I leave the room with my jaw locked, my fists tight, pretending the promise means something. Pretending I actually know how to make it true.
***
Katharina
The replay loops again on the big screen, the commentators’ voices thin through the speakers. Thomas tucks into the finish, skis biting too late, shoulders stiff, the line already gone. Tenth. Matteo’s face fills the next frame, perfect smile, perfect win. The crowd erupts.
I sit frozen in front of the screen, coffee cold in my hand.
My phone won’t stop buzzing. Every notification a headline, every headline a knife. Post-Olympic slump? Golden boy tarnished? Austria in crisis? Not just Thomas. They’re circling the whole team. Hyenas sniffing blood. And the Austrian press is the worst there is.
Anger burns hot in my chest. Protective anger. For the boys, for Thomas, even when he’s impossible, even when he’s cruel. Because he doesn’t deserve this, none of them do. They’re racers, not soldiers. They don′t owe it to the media. And certainly not to the nation.
But the fury cuts both ways. Because I know the hyenas. I’ve been one.
I remember one day in Alta Badia: Thomas skiing out of a giant slalom, me at my keyboard, crafting lines about “wasted talent,” “immaturity,” “ease turning into carelessness.” I wrote it sharp, confident, and detached. Now I feel sick remembering it.
But the hyenas are right. Austria is in crisis.
Without Lukas, no one anchors us. Martin drifts. Niko lashes out, already muttering risky comments to journalists who lap it up. And Thomas? He looks like he’s drowning, and I can’t pull him out.
My fingers hover over the keyboard, then force themselves down, typing the federation’s press release. The words blur. Tough conditions. Valuable points. Looking ahead to the next race. Lies we all pretend to believe.
My hand shakes as I hit send.
I press my palms flat against the desk, trying to breathe. Professional loyalty, romantic regret, guilt, panic; they all twist together until I don’t know what belongs to the job and what belongs to me.
I want to scream. Instead, I close the laptop.
For the first time all season, I think: I need a break.
The media room is cramped, airless, the kind of space where tempers rise quicker than sound carries. Posters from past races peel at the corners, and the hum of the projector fills the silence while I face the team.
“We leave for Saalbach tomorrow. The World Cup finals are all there is this season. And you all qualified,” I begin, clipboard steady in my hands. My voice is calm, firm, and professional.
“But we are in crisis, and they know it. The press will come for all of you. They want drama, turmoil, division. We don’t give it to them. Our message is one line: We compete hard, and we stand together. Repeat it, then stop talking.”
The room stays quiet for a beat too long. Then Niko explodes.
“Easy for you to say!” His chair screeches against the floor as he leans forward, eyes hot. “You and Thomas blew this up, and now we pay for it.”
Silence detonates. Every head swivels toward me. My throat goes dry, but I hold his gaze.
Because he is right, they all know about our affair, used to be on our side, used to cheer us on. And now they pay when we screw up.
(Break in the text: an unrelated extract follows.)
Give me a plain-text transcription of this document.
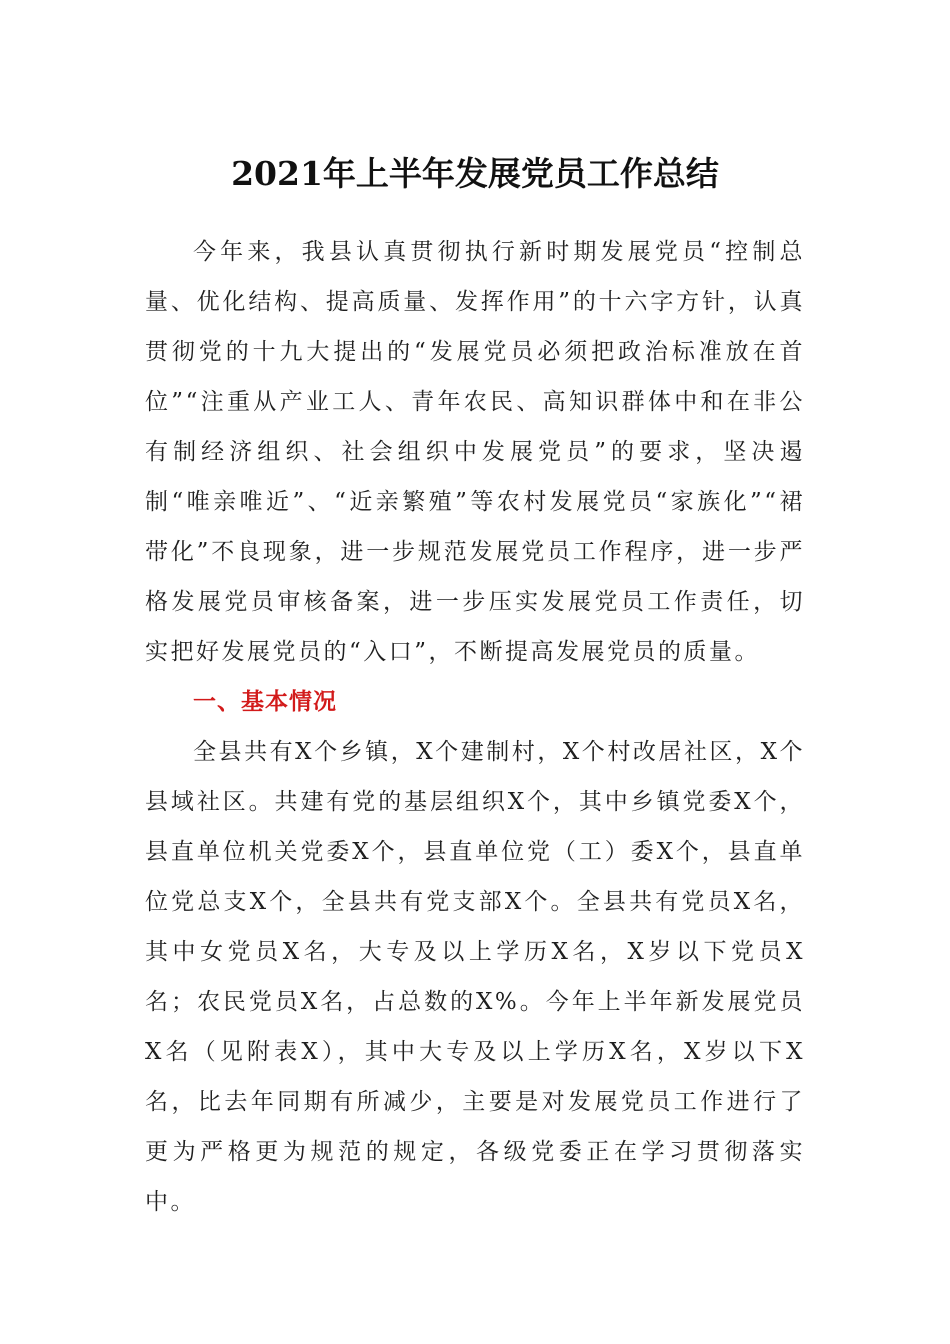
2021年上半年发展党员工作总结

今年来，我县认真贯彻执行新时期发展党员“控制总量、优化结构、提高质量、发挥作用”的十六字方针，认真贯彻党的十九大提出的“发展党员必须把政治标准放在首位”“注重从产业工人、青年农民、高知识群体中和在非公有制经济组织、社会组织中发展党员”的要求，坚决遏制“唯亲唯近”、“近亲繁殖”等农村发展党员“家族化”“裙带化”不良现象，进一步规范发展党员工作程序，进一步严格发展党员审核备案，进一步压实发展党员工作责任，切实把好发展党员的“入口”，不断提高发展党员的质量。

一、基本情况

全县共有X个乡镇，X个建制村，X个村改居社区，X个县域社区。共建有党的基层组织X个，其中乡镇党委X个，县直单位机关党委X个，县直单位党（工）委X个，县直单位党总支X个，全县共有党支部X个。全县共有党员X名，其中女党员X名，大专及以上学历X名，X岁以下党员X名；农民党员X名，占总数的X%。今年上半年新发展党员X名（见附表X），其中大专及以上学历X名，X岁以下X名，比去年同期有所减少，主要是对发展党员工作进行了更为严格更为规范的规定，各级党委正在学习贯彻落实中。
Before I can speak, Thomas steps in. His voice is sharp, controlled: “That’s enough.”
Niko blinks, startled.
Thomas doesn’t look at me when he goes on. “She’s doing her job. You want to blame someone, blame me. But don’t put this on her.” His tone leaves no room for argument.
The tension shifts, like air sucked from the room. Niko slumps back, muttering, but silent.
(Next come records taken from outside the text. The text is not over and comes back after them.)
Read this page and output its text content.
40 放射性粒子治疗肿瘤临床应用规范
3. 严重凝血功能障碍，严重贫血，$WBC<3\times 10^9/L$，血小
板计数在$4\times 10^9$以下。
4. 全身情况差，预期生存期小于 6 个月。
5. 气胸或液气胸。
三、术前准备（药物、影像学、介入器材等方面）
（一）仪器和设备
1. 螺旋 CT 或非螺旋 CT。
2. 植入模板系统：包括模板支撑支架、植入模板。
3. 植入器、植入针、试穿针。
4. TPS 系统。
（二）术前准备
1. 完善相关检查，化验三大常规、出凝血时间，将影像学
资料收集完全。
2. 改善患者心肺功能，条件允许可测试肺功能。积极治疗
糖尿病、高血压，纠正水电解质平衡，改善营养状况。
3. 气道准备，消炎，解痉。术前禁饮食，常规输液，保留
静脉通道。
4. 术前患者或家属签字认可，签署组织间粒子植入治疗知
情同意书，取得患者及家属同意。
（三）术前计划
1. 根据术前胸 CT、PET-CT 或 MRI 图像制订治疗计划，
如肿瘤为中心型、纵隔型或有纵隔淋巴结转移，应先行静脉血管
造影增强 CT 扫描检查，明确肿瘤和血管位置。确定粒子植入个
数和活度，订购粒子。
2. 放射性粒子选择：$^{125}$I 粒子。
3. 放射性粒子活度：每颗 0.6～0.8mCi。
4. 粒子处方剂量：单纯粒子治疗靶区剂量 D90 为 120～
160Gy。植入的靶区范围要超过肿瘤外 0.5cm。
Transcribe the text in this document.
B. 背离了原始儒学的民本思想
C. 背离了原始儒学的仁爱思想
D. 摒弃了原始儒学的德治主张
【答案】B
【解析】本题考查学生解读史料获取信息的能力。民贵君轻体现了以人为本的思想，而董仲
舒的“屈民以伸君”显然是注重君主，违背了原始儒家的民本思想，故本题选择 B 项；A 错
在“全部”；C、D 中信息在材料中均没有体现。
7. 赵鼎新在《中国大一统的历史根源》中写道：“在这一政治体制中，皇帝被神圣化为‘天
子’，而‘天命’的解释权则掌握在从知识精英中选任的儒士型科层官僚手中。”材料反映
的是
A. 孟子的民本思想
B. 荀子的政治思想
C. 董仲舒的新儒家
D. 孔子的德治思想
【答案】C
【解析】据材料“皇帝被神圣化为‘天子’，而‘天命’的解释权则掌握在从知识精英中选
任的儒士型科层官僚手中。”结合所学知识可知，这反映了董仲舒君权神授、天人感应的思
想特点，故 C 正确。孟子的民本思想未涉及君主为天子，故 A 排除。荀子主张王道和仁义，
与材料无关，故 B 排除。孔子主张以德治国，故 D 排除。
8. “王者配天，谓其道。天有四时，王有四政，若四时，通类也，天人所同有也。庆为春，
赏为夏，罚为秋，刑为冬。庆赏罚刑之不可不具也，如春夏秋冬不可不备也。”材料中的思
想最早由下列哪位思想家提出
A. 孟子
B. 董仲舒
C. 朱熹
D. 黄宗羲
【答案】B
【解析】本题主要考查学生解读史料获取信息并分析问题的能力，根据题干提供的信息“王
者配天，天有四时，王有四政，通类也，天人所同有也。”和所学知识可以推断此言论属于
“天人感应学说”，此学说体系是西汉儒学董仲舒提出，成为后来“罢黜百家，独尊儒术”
I clear my throat, pick up where I left off as if nothing cracked open. Together, Thomas and I run the briefing: laying out talking points, steering questions, drilling the line about unity. Efficient. Professional. Unshakable, at least on the surface.
When it’s over, the athletes file out, boots thudding, chatter already returning.
I gather my notes, keeping my eyes down—until I feel his on me.
I look up. For a heartbeat, we meet in the middle of the emptying room. Surprise flickers between us, the sudden recognition of standing on the same side again.
Then it’s gone. The silence between us swells, awkward, heavier than before.
He turns away first.
And I remind myself: professionalism is the only ground left to stand on.